Pada musim panas tahun 1953,
Margaret menderita gangguan kegelisahan. Saat ini merupakan waktu yang sangat
sulit baginya:
Meskipun
saya baru memasuki umur 19 tahun, bagi
saya seolah-olah hidup saya sudah hampir berakhir. Saya takut, capek, tertekan
dan putus asa karena tidak menemukan apapun kecuali penolakan demi penolakan
jika saya berusaha menemukan tempat saya dalam masyarakat. Saya terombang
ambing, tidak tahu apa yang harus saya lakukan kemudian atau kemana hendak
pergi? Judaisme tereformasi, Yudaisme Ortodox, Budaya Etis atau Bahai tidak
menghiburku dalam kemalangan ini.[3]
Pada titik waktu inilah ia menoleh lagi ke islam, menenangkan
dirinya dengan membaca Quran. Dalam hal ini terdapat dua intelektual Yahudi
punya pengaruh yang besar atas kembalinya Margaret ke islam pada tahun 1955,
Muhammad Asad, orang austria yang masuk islam, dan profesor abraham Katsh,
seorang rabbi yang mengajar di universitas New York.
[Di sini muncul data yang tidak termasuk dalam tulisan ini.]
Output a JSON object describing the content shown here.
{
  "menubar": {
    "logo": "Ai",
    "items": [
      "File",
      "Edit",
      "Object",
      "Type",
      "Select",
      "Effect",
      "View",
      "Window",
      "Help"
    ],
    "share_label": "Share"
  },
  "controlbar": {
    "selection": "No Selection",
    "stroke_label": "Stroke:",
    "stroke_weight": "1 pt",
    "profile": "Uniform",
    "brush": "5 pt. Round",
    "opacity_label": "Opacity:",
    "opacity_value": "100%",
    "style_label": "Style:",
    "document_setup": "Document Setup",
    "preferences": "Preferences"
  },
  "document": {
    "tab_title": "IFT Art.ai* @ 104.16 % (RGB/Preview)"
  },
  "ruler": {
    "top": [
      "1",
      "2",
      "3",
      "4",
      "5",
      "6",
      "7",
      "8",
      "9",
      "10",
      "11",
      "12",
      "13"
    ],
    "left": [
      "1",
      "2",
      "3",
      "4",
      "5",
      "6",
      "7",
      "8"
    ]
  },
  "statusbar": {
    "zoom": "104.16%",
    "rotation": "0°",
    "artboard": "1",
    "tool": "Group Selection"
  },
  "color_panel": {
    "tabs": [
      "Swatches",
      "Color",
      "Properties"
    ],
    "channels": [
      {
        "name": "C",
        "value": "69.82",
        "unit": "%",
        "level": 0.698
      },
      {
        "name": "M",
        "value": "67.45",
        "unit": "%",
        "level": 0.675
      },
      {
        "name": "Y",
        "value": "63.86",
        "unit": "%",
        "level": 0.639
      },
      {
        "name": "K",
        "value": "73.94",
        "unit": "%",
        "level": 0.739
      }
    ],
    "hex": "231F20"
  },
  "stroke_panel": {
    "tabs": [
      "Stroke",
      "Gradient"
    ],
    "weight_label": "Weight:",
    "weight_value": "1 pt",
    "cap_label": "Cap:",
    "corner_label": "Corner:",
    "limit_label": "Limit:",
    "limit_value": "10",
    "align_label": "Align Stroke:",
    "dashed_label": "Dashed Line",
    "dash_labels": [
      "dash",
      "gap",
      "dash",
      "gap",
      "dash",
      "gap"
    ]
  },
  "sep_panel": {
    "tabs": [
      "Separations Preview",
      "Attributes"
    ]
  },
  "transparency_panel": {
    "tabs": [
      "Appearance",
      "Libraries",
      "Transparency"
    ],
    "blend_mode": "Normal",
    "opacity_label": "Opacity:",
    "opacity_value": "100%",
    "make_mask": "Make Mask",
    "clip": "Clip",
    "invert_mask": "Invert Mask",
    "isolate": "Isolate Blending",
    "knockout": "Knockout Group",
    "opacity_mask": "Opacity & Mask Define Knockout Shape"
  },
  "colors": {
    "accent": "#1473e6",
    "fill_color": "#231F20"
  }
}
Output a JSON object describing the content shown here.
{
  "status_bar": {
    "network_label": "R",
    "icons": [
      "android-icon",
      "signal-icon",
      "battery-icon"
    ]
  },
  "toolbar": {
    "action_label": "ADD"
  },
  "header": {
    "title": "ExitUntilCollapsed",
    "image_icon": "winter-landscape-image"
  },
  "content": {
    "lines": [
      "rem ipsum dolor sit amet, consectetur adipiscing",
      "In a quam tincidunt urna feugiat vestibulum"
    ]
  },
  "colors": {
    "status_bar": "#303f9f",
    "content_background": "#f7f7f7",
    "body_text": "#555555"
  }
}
Asad (leopol weiss) adalah
intelektual muslim yang disegani dan penasihat pemerintah-pemerintah muslim.
Margaret menemukan cerita tentang pergantian agamanya . the road to mecca
(jalan ke mekkah) yang terbukti menjadi sumber inspirasi yang besar dan
ketetapan hati untuk menjadi muslim. Ironisnya, kuliah Ibrahim Katsh tentang judaisme
dalam islam yang mempelajari pengaruh Yahudi pada Quran dan perkembangan awal
islam tidak membuat Margaret percaya keabsahan tema kuliah itu tapi berpengaruh
sebaliknya: “meskipun Profesor Katsh telah berupaya membuktikan pada para
mahasiswanya mengapa Yudaisme lebih unggul dari islam, secara paradoks, ia
telah mengubah saya ke posisi sebaliknya.” Margaret berkesimpulan: “dan saya
masih Yahudi atau paling tidak semua orang mengira begitu tetapi di dalam hati
saya bukan lagi Yahudi.”[4]
Selain mempelajari Islam secara formal, Maryam juga membaca
literatur sejarah bangsa Arab. Dalam literature sejarah Maryam menemukan bahwa
Islam besar dan agung bukan karena bangsa Arab, melainkan justru orang Arab
menjadi beradab karena Islam.[5] Kemudian
ketetapan hatinya untuk menjadi seorang muslim baru terpenuhi pada tahun 1961.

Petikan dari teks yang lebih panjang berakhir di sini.